FHA mortgage insurance helps insure against default. The insurance works similar to the way that private mortgage insurance works in the traditional lending industry. When you buy a house through the FHA, you will be required to pay a mortgage insurance premium on the front end and every month. Here are the basics behind FHA mortgage insurance.
Benefits of Mortgage Insurance
The main benefit of mortgage insurance is that it makes the loan more attractive to lenders. This means that it will be easier for you to get approved for a loan. FHA loans traditionally have low down payments associated with them. When you combine this with the loan, you are making it attractive for you and the lender.
Costs of Mortgage Insurance
In order to secure mortgage insurance for your FHA loan, you will be required to pay an upfront mortgage premium and a monthly premium. Typically, the upfront mortgage premium can range from 1.50% to 2.50% of the mortgage balance. Monthly premium amounts vary between .50% to
.55% of the balance.
To calculate your monthly Mortgage Insurance Premium, or MIP, take the mortgage and multiply it by .55%. Then take that number and divide it by 12. For example a mortgage of $200,000 will have a monthly MIP amount of $91.67 per month. This amount is added to your mortgage payment each month, without exception.
When does monthly MIP end on an FHA loan?

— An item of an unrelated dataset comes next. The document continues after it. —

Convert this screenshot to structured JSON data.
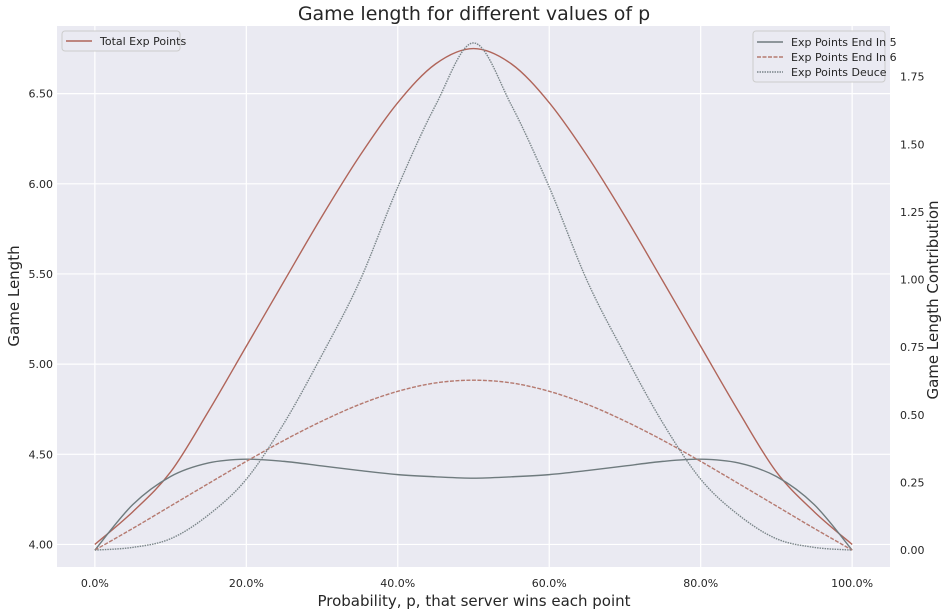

MIP on FHA loans is a type of mortgage insurance that must be paid by the borrower. This payment is necessary in order to guarantee that the mortgage will be paid. If the homeowner does not come through with the payments, the insurance company will pay back the lender. With FHA loans, you have to continue making this additional payment for the first five years after you begin your mortgage. After five years have passed, you can talk to the mortgage lender about eliminating this insurance coverage. Your mortgage has to have been in good standing the entire time to eliminate it.